At February 29, 2024, our remaining newbuild currency exchange rate risk relates to euro-denominated newbuild contract payments for non-euro functional currency brands, which represent a total unhedged commitment of $2.8 billion for newbuilds scheduled to be delivered through 2027.
The cost of shipbuilding orders that we may place in the future that are denominated in a different currency than our cruise brands’ functional currency will be affected by foreign currency exchange rate fluctuations. These foreign currency exchange rate fluctuations may affect our decision to order new cruise ships.

Interest Rate Risks

We manage our exposure to fluctuations in interest rates through our debt portfolio management and investment strategies. We evaluate our debt portfolio to determine whether to make periodic adjustments to the mix of fixed and floating rate debt through the use of interest rate swaps and the issuance of new debt.
Concentrations of Credit Risk

As part of our ongoing control procedures, we monitor concentrations of credit risk associated with financial and other institutions with which we conduct significant business. We seek to manage these credit risk exposures, including counterparty nonperformance primarily associated with our cash and cash equivalents, investments, notes receivables, reserve funds related to customer deposits, future financing facilities, contingent obligations, derivative instruments, insurance contracts and new ship progress payment guarantees, by:

Conducting business with well-established financial institutions, insurance companies and export credit agencies
Diversifying our counterparties
Having guidelines regarding credit ratings and investment maturities that we follow to help safeguard liquidity and minimize risk
Generally requiring collateral and/or guarantees to support notes receivable on significant asset sales and new ship progress payments to shipyards
We also monitor the creditworthiness of travel agencies and tour operators in Australia and Europe and credit and debit card providers to which we extend credit in the normal course of our business. Our credit exposure also includes contingent obligations related to cash payments received directly by travel agents and tour operators for cash collected by them on cruise sales in Australia and most of Europe where we are obligated to honor our guests’ cruise payments made by them to their travel agents and tour operators regardless of whether we have received these payments.

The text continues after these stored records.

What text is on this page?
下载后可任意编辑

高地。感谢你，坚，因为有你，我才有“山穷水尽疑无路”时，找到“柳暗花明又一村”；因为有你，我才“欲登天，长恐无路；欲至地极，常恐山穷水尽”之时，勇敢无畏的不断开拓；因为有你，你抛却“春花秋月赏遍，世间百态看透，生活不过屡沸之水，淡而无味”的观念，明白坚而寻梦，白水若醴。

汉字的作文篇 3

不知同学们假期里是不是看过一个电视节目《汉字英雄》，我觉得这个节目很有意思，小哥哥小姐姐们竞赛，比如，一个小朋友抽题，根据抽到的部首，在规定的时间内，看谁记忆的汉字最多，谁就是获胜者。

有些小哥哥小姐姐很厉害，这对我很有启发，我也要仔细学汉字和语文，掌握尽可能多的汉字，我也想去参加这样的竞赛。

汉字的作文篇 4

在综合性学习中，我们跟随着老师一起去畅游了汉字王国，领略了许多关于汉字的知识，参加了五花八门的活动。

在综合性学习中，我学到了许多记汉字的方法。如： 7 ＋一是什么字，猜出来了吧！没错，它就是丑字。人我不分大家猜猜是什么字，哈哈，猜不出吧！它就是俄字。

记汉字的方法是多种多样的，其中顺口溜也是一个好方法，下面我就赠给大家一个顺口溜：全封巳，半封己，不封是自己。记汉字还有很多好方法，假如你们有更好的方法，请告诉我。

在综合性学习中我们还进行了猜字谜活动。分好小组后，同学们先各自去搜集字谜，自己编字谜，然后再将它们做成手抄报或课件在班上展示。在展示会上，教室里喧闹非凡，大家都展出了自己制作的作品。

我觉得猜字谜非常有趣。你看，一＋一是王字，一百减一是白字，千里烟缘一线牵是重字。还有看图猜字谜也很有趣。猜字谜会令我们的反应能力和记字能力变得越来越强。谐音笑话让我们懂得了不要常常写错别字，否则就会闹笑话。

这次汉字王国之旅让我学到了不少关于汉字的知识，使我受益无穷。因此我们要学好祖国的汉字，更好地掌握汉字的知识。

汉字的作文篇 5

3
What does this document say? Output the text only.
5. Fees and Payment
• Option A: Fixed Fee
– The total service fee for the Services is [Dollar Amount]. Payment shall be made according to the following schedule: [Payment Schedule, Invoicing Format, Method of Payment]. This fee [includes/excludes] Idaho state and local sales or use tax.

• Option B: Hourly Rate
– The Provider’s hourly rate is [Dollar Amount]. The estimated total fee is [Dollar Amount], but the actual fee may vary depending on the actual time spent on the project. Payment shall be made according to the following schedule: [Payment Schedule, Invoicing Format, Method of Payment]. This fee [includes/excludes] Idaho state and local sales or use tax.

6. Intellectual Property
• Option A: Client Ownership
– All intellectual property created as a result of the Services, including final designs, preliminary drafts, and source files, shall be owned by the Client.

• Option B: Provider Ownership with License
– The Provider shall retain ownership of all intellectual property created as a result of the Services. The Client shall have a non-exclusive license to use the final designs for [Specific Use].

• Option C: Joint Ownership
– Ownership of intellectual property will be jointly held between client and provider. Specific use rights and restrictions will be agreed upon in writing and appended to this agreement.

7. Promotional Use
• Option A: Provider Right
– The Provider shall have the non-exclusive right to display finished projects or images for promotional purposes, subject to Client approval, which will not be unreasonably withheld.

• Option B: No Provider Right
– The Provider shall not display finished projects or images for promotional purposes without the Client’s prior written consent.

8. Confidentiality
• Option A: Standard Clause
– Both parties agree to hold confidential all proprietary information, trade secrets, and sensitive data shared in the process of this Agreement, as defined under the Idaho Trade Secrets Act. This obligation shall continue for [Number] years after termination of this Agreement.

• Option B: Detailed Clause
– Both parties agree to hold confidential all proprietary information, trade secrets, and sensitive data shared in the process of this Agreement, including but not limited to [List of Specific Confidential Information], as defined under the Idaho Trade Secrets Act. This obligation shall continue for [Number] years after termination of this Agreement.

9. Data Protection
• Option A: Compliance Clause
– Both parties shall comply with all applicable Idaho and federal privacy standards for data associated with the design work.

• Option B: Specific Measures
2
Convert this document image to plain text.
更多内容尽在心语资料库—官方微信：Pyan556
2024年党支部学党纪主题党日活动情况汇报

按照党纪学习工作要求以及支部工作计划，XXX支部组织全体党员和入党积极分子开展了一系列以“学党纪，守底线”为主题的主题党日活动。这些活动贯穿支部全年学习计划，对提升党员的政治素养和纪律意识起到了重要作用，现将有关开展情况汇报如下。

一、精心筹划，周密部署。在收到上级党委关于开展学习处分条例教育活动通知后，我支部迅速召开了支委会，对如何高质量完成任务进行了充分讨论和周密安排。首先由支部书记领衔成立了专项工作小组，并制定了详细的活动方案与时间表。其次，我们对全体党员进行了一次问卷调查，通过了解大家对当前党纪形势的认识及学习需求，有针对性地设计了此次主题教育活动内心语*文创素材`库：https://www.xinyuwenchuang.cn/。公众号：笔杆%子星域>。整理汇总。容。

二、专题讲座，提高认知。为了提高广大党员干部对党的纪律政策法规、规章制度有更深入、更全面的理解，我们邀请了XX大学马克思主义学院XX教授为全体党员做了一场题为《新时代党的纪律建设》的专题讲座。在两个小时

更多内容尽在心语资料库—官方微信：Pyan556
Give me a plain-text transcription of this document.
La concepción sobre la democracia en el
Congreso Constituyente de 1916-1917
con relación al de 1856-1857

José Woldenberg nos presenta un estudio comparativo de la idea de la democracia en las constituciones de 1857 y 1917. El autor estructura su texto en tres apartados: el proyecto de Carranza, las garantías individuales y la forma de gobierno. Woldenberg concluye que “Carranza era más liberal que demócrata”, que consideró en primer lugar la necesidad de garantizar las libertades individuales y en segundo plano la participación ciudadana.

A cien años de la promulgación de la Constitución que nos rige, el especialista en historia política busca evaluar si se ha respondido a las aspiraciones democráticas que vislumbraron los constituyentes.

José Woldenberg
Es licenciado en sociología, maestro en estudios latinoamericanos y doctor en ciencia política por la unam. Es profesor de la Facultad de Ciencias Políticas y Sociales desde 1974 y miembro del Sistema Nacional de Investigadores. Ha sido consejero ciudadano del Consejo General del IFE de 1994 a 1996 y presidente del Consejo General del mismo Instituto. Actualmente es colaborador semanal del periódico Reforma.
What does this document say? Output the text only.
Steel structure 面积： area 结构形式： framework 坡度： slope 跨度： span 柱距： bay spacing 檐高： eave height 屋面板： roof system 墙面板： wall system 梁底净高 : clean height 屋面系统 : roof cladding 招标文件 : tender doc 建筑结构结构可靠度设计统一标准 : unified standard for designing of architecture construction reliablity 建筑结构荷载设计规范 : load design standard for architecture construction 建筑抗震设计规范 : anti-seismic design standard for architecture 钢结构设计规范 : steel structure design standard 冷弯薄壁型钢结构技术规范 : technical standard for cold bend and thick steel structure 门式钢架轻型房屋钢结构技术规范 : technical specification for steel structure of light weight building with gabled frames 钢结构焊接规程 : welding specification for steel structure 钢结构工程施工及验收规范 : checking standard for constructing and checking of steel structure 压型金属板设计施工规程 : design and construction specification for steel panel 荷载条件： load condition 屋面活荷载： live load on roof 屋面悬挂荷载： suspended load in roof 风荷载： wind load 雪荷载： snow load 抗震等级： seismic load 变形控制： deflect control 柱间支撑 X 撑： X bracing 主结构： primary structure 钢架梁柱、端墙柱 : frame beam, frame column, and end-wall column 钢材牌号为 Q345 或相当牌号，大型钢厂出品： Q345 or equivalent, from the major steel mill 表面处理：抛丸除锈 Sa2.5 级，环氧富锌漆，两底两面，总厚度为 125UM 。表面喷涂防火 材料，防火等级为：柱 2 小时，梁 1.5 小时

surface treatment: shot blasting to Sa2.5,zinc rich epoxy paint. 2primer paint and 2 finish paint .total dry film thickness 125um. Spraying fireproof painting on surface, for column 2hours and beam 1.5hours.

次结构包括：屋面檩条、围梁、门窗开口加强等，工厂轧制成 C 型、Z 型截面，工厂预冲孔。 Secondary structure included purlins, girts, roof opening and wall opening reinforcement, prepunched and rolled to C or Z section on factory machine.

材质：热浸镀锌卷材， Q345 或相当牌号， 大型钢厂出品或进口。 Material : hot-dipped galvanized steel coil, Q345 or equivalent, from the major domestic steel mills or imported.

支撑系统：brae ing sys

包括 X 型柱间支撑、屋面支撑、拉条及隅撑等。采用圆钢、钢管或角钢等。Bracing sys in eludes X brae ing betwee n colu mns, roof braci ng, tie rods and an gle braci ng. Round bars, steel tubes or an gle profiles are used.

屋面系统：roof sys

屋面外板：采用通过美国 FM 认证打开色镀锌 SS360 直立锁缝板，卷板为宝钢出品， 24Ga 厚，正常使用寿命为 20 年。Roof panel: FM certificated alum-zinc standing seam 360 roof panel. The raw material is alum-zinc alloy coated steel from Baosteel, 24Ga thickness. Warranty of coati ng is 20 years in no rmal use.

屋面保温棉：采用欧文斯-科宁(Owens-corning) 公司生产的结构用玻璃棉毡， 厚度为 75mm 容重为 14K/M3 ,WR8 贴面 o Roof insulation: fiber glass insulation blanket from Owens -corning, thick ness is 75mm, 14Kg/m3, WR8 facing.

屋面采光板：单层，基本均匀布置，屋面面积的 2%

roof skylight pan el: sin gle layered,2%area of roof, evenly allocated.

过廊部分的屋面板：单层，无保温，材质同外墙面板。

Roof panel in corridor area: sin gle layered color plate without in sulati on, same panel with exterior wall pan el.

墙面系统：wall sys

Concentrations of credit risk associated with trade receivables and other receivables, charter-hire agreements and contingent obligations are not considered to be material, principally due to the large number of unrelated accounts, the nature of these contingent obligations and their short maturities. Normally, we have not required collateral or other security to support normal credit sales and have not experienced significant credit losses.